When measuring SOFa which includes all stars in the frame, we gain the context of the total amount of valued data excluded by each method. The average SOFa from applying the ground truth mask to the image is 9.27% for our dataset. The ML model is close to this at 9.25%, the small reduction relative to the ground truth mask being indicative of a slightly undersized mask leaving exposed some intersected star pixels. Pyradon scores significantly worse at 12.98%. However, ASTRiDE has an average SOFa of 6.34%, below the value set by the ground truth. This is possible because of ASTRiDE’s tendency to omit generating a mask at all in some situations. The result of this, in combination with ASTRiDE’s low SOFa outside of pixels contained in streaks, is that ASTRiDE will not mask pixels containing both a streak and a star that otherwise should be masked, resulting in the anomalously low SOFa in this situation.

When comparing the execution speed of each method, our ML model is significantly faster than either of the traditional methods, being capable of processing nearly 10× as many images as ASTRiDE in the same amount of time.
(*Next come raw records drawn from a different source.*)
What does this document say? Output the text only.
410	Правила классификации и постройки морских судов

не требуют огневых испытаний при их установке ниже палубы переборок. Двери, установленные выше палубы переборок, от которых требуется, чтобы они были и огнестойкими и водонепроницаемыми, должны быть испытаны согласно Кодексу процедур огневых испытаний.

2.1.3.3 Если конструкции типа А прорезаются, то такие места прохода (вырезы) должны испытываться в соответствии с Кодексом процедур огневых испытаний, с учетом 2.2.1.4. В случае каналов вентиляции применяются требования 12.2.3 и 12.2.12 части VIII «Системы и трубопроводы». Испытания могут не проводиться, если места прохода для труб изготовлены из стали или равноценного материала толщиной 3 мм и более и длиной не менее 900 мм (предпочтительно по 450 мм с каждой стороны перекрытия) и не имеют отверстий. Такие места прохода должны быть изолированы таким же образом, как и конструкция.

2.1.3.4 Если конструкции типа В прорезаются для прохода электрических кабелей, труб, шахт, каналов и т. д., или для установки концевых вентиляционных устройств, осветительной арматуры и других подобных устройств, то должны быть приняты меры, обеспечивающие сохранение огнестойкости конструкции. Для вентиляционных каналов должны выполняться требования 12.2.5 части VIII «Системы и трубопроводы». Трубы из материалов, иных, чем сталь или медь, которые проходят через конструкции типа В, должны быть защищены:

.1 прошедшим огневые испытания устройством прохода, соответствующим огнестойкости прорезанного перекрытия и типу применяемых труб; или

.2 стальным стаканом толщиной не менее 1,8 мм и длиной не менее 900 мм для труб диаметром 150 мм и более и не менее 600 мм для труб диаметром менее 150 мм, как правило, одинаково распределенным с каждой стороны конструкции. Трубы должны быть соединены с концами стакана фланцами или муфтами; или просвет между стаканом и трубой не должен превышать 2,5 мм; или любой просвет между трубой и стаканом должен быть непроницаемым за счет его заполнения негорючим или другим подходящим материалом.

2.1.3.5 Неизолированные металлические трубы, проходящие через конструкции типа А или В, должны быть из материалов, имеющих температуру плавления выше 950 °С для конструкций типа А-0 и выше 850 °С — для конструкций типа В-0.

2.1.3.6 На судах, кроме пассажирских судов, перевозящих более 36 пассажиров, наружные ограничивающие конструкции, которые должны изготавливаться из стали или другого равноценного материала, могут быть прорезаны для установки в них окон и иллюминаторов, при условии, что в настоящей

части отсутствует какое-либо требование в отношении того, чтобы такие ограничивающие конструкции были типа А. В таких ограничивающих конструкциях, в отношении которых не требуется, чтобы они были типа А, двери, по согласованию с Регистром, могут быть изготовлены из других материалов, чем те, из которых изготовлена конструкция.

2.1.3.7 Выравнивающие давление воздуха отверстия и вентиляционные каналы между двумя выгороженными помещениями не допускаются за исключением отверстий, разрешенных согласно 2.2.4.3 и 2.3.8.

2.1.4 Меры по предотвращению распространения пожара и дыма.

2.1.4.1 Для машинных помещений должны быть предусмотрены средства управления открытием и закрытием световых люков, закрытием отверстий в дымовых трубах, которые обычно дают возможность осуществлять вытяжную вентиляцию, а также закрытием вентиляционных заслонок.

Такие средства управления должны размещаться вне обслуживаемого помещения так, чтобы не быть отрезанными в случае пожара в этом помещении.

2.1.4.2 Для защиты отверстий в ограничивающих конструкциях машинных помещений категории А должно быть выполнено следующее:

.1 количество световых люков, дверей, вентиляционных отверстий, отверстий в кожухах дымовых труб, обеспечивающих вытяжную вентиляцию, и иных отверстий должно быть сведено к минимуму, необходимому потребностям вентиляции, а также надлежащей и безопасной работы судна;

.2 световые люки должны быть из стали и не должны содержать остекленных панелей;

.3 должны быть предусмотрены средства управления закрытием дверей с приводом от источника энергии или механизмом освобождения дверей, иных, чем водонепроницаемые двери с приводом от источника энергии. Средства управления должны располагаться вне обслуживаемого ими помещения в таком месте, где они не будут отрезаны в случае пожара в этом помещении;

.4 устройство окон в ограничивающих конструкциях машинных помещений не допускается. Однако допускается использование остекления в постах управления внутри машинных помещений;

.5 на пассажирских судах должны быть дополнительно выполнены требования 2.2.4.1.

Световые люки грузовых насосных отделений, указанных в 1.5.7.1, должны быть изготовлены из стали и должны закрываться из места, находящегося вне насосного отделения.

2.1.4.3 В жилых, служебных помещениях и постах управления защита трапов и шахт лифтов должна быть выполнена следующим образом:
This could be useful in situations where large amounts of data need to be processed quickly in near real time, such as astronomical surveys.

VI.CONCLUSION

In this paper, we have developed and evaluated an ML approach for detecting and masking satellite streaks in astronomical data. The traditional methods ASTRiDE and Pyradon had problematic results with high levels of false negatives and false positives, respectively, while our method outperformed these traditional methods on the whole. We also have applied a novel metric, SOF, for the evaluation of masking methods’ tendency to mask valid data. Under SOF, our model also demonstrated a significantly lower tendency to erroneously mask out valid star data than Pyradon and a tendency comparable to ASTRiDE. This demonstrates our model’s capability to retain important valid data while masking invalid streak data.

Simultaneously, our method required significantly less computing resources and was able to execute significantly faster than either of the traditional methods tested. Therefore, our novel ML model outperforms comparable traditional methods at this task, achieving a very low false-negative rate while maintaining an acceptably small number of false positives and retaining valuable data. At the same time, it provides these benefits on consumer-grade hardware.

In the future, we plan to evaluate the performance of other variants of U-Net as well as competing architectures. We could also investigate a hybrid system that utilizes aspects of both an ML model as well as some traditional detection techniques in order to achieve improved performance. Finally, we could explore the implementation of a ML model to remove noise and other distracting features from data in order to enhance the performance of traditional masking methods such as Pyradon and ASTRiDE.